Other authentication engines in Vault require some source of trusted identity metadata to integrate with to allow for non-repudiation in the authentication process. This can be better understood via an example integration.
If you were to integrate with an internal GitLab cluster for authentication you will need to configure the trusted JWKS URL to validate JWT tokens against. Then for each role defined on the auth mount you have created you would configure the allowed JWT claims that Vault would need to validate for in the authentication process. These immutable claims assert various bits of pipeline data that we can use to validate that the running pipeline JWT token used to authenticate with Vault are from the source project or project group we have defined.
A simpler auth method like userpass or approle use static credentials as a means of validating the requesting client is valid. For these reasons I highly recommend against using them despite their widespread usage in published Vault configuration examples.
Best Practices
Now that you know more about the Vault landscape lets discuss some best practices when configuring Vault for your organization.
Assign Policies to Entity Groups instead of Roles
It can be easy to gloss over Vault entity groups when learning about this powerful secrets platform. This is largely because entity groups appear to be simply another abstraction layer. Additionally, ***examples in the Vault documentation do not employ entity groups for policy assignments at all***. Most Vault guides and examples will have the reader directly assign some manually constructed policy to specific Vault authentication engine role.
This approach works very well within the scope of a single authentication mount for a single team or for light examples. But this also tightly couples the policy assignment with the vault role.

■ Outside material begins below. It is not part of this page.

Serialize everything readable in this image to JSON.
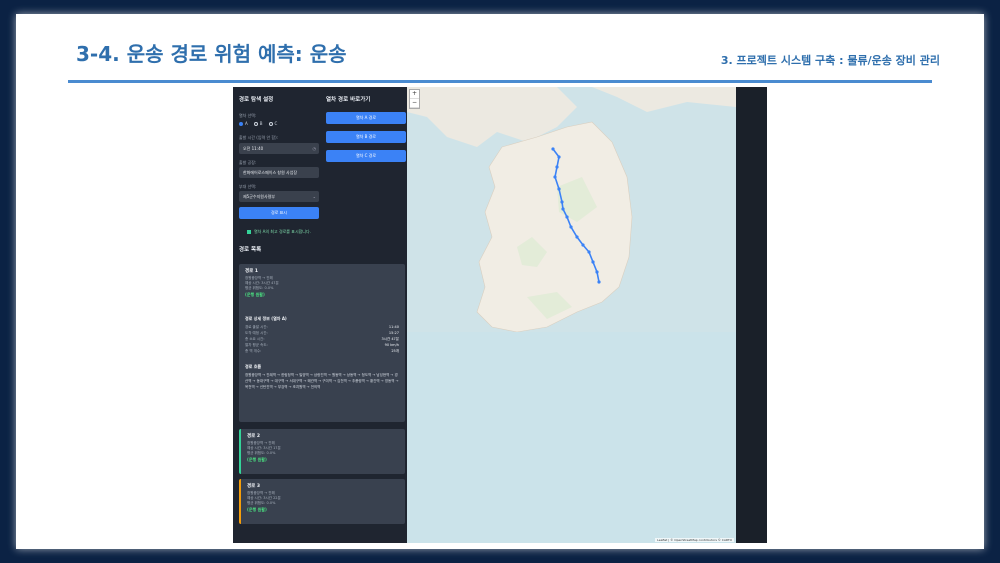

TIP: What are your current policy assignments? Simple, look up info on your token (`vault token lookup`). Policies that were directly inferred from a role assignment show under the `policies` attribute, those assigned via entity groups are listed in the `identity_policies` attribute.
You may start to believe that simply assigning your Vault policies to your Vault roles is 'good enough'. But nothing could be further from the truth!

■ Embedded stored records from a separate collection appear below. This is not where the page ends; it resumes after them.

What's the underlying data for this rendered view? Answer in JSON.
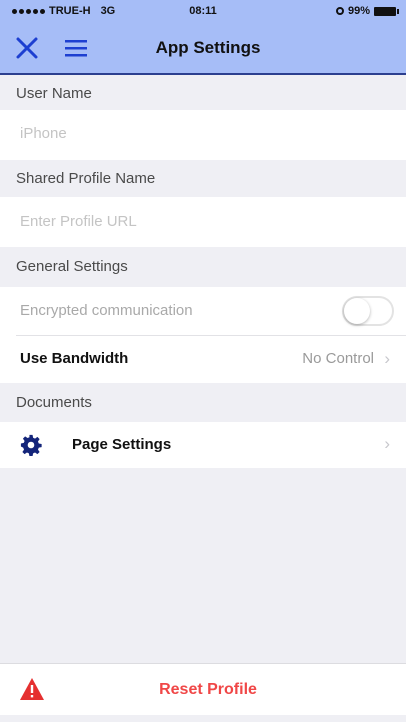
{
  "status_bar": {
    "carrier": "TRUE-H",
    "network": "3G",
    "time": "08:11",
    "battery": "99%"
  },
  "nav": {
    "title": "App Settings",
    "close_icon": "close-icon",
    "menu_icon": "hamburger-menu-icon"
  },
  "sections": {
    "user_name": {
      "header": "User Name",
      "placeholder": "iPhone"
    },
    "shared_profile": {
      "header": "Shared Profile Name",
      "placeholder": "Enter Profile URL"
    },
    "general": {
      "header": "General Settings",
      "encrypted_label": "Encrypted communication",
      "encrypted_on": false,
      "bandwidth_label": "Use Bandwidth",
      "bandwidth_value": "No Control"
    },
    "documents": {
      "header": "Documents",
      "page_settings_label": "Page Settings",
      "page_settings_icon": "gear-icon"
    }
  },
  "footer": {
    "reset_label": "Reset Profile",
    "reset_icon": "warning-icon"
  },
  "colors": {
    "nav_bg": "#a6bdf7",
    "accent_blue": "#1d3fd1",
    "danger": "#f04747",
    "gear": "#14257a"
  }
}
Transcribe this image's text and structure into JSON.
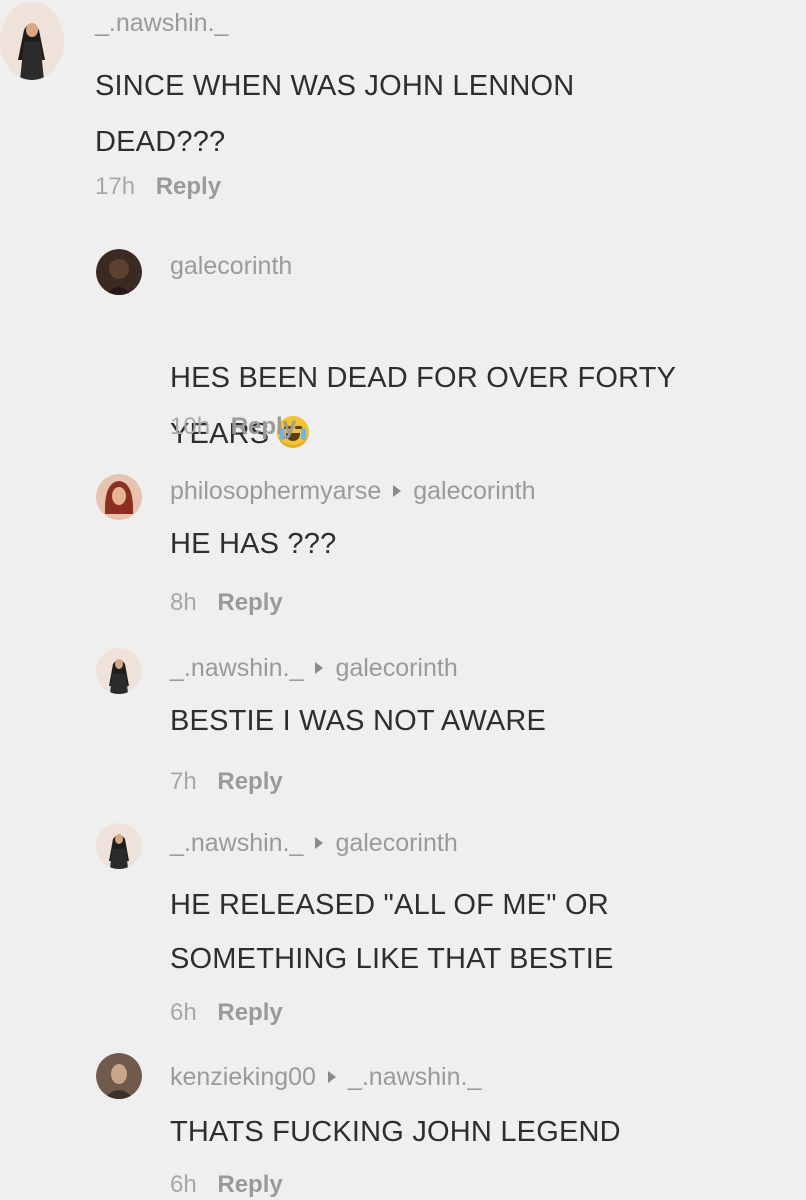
{
  "comments": [
    {
      "username": "_.nawshin._",
      "reply_to": "",
      "text": "SINCE WHEN WAS JOHN LENNON\nDEAD???",
      "time": "17h",
      "reply_label": "Reply"
    },
    {
      "username": "galecorinth",
      "reply_to": "",
      "text": "HES BEEN DEAD FOR OVER FORTY\nYEARS",
      "emoji": "loudly-crying-face-emoji",
      "time": "10h",
      "reply_label": "Reply"
    },
    {
      "username": "philosophermyarse",
      "reply_to": "galecorinth",
      "text": "HE HAS ???",
      "time": "8h",
      "reply_label": "Reply"
    },
    {
      "username": "_.nawshin._",
      "reply_to": "galecorinth",
      "text": "BESTIE I WAS NOT AWARE",
      "time": "7h",
      "reply_label": "Reply"
    },
    {
      "username": "_.nawshin._",
      "reply_to": "galecorinth",
      "text": "HE RELEASED \"ALL OF ME\" OR\nSOMETHING LIKE THAT BESTIE",
      "time": "6h",
      "reply_label": "Reply"
    },
    {
      "username": "kenzieking00",
      "reply_to": "_.nawshin._",
      "text": "THATS FUCKING JOHN LEGEND",
      "time": "6h",
      "reply_label": "Reply"
    }
  ],
  "icons": {
    "reply_arrow": "caret-right-icon",
    "avatar_top": "profile-avatar-icon"
  },
  "colors": {
    "background": "#efefef",
    "username": "#9a9a9a",
    "body_text": "#2e2e2e",
    "meta_text": "#a7a7a7"
  }
}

Multiple authentication mounts can be used by the same identity to gain access to Vault secret engines. If you follow the role based policy assignments then you will be forced to configure each individual role with the applicable policies. This ultimately does not scale well and will lead you down a path of frustration. Entity groups solve this problem by giving you a single place to manage policies. The following workflows exhibit the differences between these two approaches.
Use Multi-part Mount Path Prefixes
This last best practice seems pretty straight forward but be cognizant that whatever auth or secret mounts you are currently defining may not be the last ones you will ever need for that kind of mount.

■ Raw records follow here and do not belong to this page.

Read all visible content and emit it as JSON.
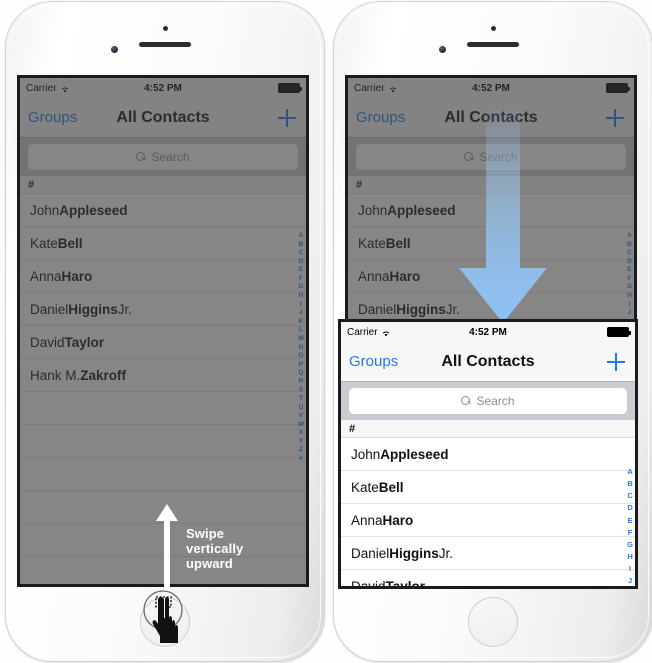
{
  "status_bar": {
    "carrier": "Carrier",
    "wifi_icon": "wifi-icon",
    "time": "4:52 PM",
    "battery_icon": "battery-full-icon"
  },
  "nav_bar": {
    "back_label": "Groups",
    "title": "All Contacts",
    "add_icon": "plus-icon"
  },
  "search": {
    "placeholder": "Search",
    "value": "",
    "icon": "search-icon"
  },
  "contacts": {
    "section_header": "#",
    "rows": [
      {
        "given": "John ",
        "family": "Appleseed",
        "suffix": ""
      },
      {
        "given": "Kate ",
        "family": "Bell",
        "suffix": ""
      },
      {
        "given": "Anna ",
        "family": "Haro",
        "suffix": ""
      },
      {
        "given": "Daniel ",
        "family": "Higgins",
        "suffix": " Jr."
      },
      {
        "given": "David ",
        "family": "Taylor",
        "suffix": ""
      },
      {
        "given": "Hank M. ",
        "family": "Zakroff",
        "suffix": ""
      }
    ]
  },
  "index_full": [
    "A",
    "B",
    "C",
    "D",
    "E",
    "F",
    "G",
    "H",
    "I",
    "J",
    "K",
    "L",
    "M",
    "N",
    "O",
    "P",
    "Q",
    "R",
    "S",
    "T",
    "U",
    "V",
    "W",
    "X",
    "Y",
    "Z",
    "#"
  ],
  "index_short": [
    "A",
    "B",
    "C",
    "D",
    "E",
    "F",
    "G",
    "H",
    "I",
    "J"
  ],
  "annotations": {
    "swipe_label_line1": "Swipe",
    "swipe_label_line2": "vertically",
    "swipe_label_line3": "upward",
    "swipe_arrow_icon": "arrow-up-icon",
    "hand_icon": "hand-tap-icon",
    "blue_arrow_icon": "arrow-down-icon"
  },
  "colors": {
    "accent_blue": "#1f7bec",
    "arrow_blue": "#9ecbf6",
    "dim_overlay": "rgba(60,60,60,0.62)",
    "search_bg": "#c9ccd1",
    "nav_bg": "#f7f7f7"
  }
}
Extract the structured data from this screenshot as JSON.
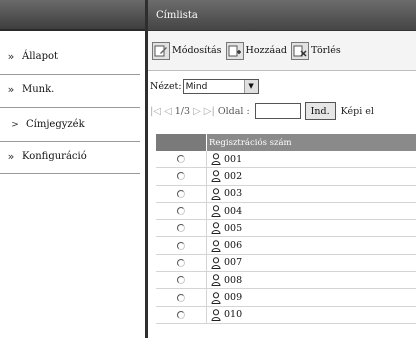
{
  "sidebar": {
    "items": [
      {
        "label": "Állapot",
        "chevron": "»"
      },
      {
        "label": "Munk.",
        "chevron": "»"
      },
      {
        "label": "Címjegyzék",
        "chevron": ">"
      },
      {
        "label": "Konfiguráció",
        "chevron": "»"
      }
    ]
  },
  "header": {
    "title": "Címlista"
  },
  "toolbar": {
    "edit_label": "Módosítás",
    "add_label": "Hozzáad",
    "delete_label": "Törlés"
  },
  "filter": {
    "label": "Nézet:",
    "selected": "Mind"
  },
  "pager": {
    "first": "|◁",
    "prev": "◁",
    "page_count": "1/3",
    "next": "▷",
    "last": "▷|",
    "page_label": "Oldal :",
    "page_input_value": "",
    "go_label": "Ind.",
    "trailing_text": "Képi el"
  },
  "table": {
    "header": "Regisztrációs szám",
    "rows": [
      "001",
      "002",
      "003",
      "004",
      "005",
      "006",
      "007",
      "008",
      "009",
      "010"
    ]
  }
}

For example, if you are adding a new Kubernetes cluster for native integration and create it in the mount path of /kube you are essentially shooting yourself in the foot. This cluster will get integrated but now you can never have another cluster configured in this vault instance with that prefix. It is far more flexible to create multi-part mount prefixes for both your policies and for future integrations.
Ask yourself; Do you know that it will be the last one? Will you need to carve out future clusters both in the cloud and on premise? Are there multiple teams that own the clusters? These kinds of questions should be asked for all of your Vault integrations.
I typically like to have the first path prefix for mounts be the type of mount, then a qualifier for either environment or team or location, then the target. In the Kubernetes cluster example you might end up with your first auth mount as /kube/onprem/cluster1
Hopefully your Vault journey is a bit smoother with this information. Vault is a very versatile secrets management platform that may take some time to design correctly but I promise it is well worth the effort when you do.